The reason I'd like the extra detail is that you may be having a problem I was having with my new rig a few weeks back. I have a P35-based motherboard with a Core 2 Duo processor and 2.2v DDR-1066 RAM. The RAM is also rated to run as DDR-800 using only 1.8v. As is mentioned at the top of the ever useful Twice and Future Computer Thread:
So, so true. I was getting blue screens all over the place while gaming. After altogether too much time spent troubleshooting, I discovered that Test 5 in memtest86+ was spewing a lot of errors. After reading robaal's comment, I went into the BIOS and manually specified memory speed (DDR800) and voltage (1.8), and I haven't had a single blue screen since. Prior to setting that manually, I noticed that sometimes the BIOS would detect the RAM as DDR1066, but would default to running it at 1.8v, which it is simply not rated to do. I tried manually setting DDR-1066 and 2.2v, but I had one or two more blue screens and went back to DDR800. Personally, I'm happy to take the 5% performance hit in exchange for a fully stable rig.
Anyway, you may be having a similar problem with RAM speed, voltage or timings. Try memtest86+, double check the memory speeds and voltage supported by your RAM and mobo, and try manually specifying those values in the BIOS. If your RAM is like mine and it supports two different speed-voltage combos, try the lower speed-voltage pair (e.g. DDR800 @ 1.8v), see if that makes a difference.
I don't know if I should be disappointed or relieved. On the one hand, my RAM is working perfectly, on the other it means I still don't know what my computer's ailment is. Thank you for the suggestion though vonPoonBurGer, memtest86+ is definitely what I'll go with in the future though.
Right now I'm very much leaning towards believing there's a fault in the video card. Unfortunately, it's also the single most expensive part of the computer and I don't have a replacement at hand. Does anyone know of any methods to check to see how a video card is doing?
Not really, especially if it only dies when you're gaming.
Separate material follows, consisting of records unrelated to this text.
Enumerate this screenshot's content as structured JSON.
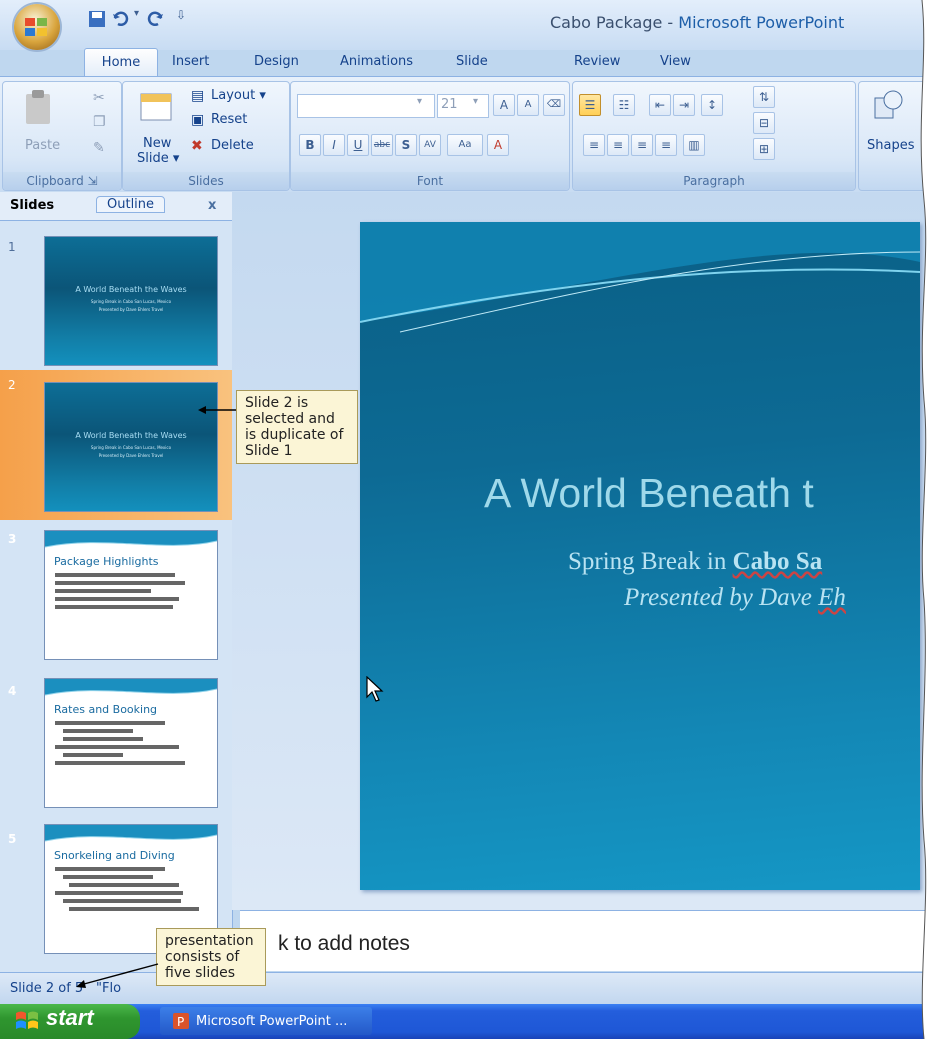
{
  "window": {
    "title_doc": "Cabo Package",
    "title_sep": " - ",
    "title_app": "Microsoft PowerPoint"
  },
  "tabs": [
    "Home",
    "Insert",
    "Design",
    "Animations",
    "Slide Show",
    "Review",
    "View"
  ],
  "ribbon": {
    "clipboard": {
      "paste": "Paste",
      "label": "Clipboard"
    },
    "slides": {
      "new_line1": "New",
      "new_line2": "Slide",
      "layout": "Layout",
      "reset": "Reset",
      "delete": "Delete",
      "label": "Slides"
    },
    "font": {
      "size": "21",
      "label": "Font"
    },
    "paragraph": {
      "label": "Paragraph"
    },
    "shapes": {
      "label": "Shapes"
    }
  },
  "pane": {
    "tab_slides": "Slides",
    "tab_outline": "Outline",
    "close": "x",
    "thumbs": [
      {
        "num": "1",
        "title": "A World Beneath the Waves",
        "l1": "Spring Break in Cabo San Lucas, Mexico",
        "l2": "Presented by Dave Ehlers Travel"
      },
      {
        "num": "2",
        "title": "A World Beneath the Waves",
        "l1": "Spring Break in Cabo San Lucas, Mexico",
        "l2": "Presented by Dave Ehlers Travel"
      },
      {
        "num": "3",
        "title": "Package Highlights"
      },
      {
        "num": "4",
        "title": "Rates and Booking"
      },
      {
        "num": "5",
        "title": "Snorkeling and Diving"
      }
    ]
  },
  "slide": {
    "title": "A World Beneath t",
    "sub1_prefix": "Spring Break in ",
    "sub1_bold": "Cabo Sa",
    "sub2_prefix": "Presented by Dave ",
    "sub2_under": "Eh"
  },
  "notes": {
    "text": "k to add notes"
  },
  "status": {
    "slide": "Slide 2 of 5",
    "theme": "\"Flo"
  },
  "taskbar": {
    "start": "start",
    "app": "Microsoft PowerPoint ..."
  },
  "callouts": {
    "c1": "Slide 2 is selected and is duplicate of Slide 1",
    "c2": "presentation consists of five slides"
  },
  "colors": {
    "selected_thumb": "#f5a04a",
    "ribbon_text": "#15428b",
    "slide_bg": "#0d6a94"
  }
}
At that point, basically all the components in your system are being maxed out: CPU, RAM, buses, video board, even the power supply really. You can see if there are any nVidia diagnostics that you can run.
Do you have any more information on the failures: when it bluescreens, what is the error and (more importantly) what driver does it happen in? That information is on the bluescreen usually.
You could return your video card to the manufacturer as defective for warranty replacement. If you can convince them to do this without substantial proof (which you don't have) they will likely send you a reconditioned video board, which is some board that used to be defective and they have now declared isn't. If the problem WAS your video board, and they didn't send you another defective one, then you're golden. If it wasn't, then you've replaced your good shiny new video board for somebody's previously-defective used video board, and now maybe you have two problems.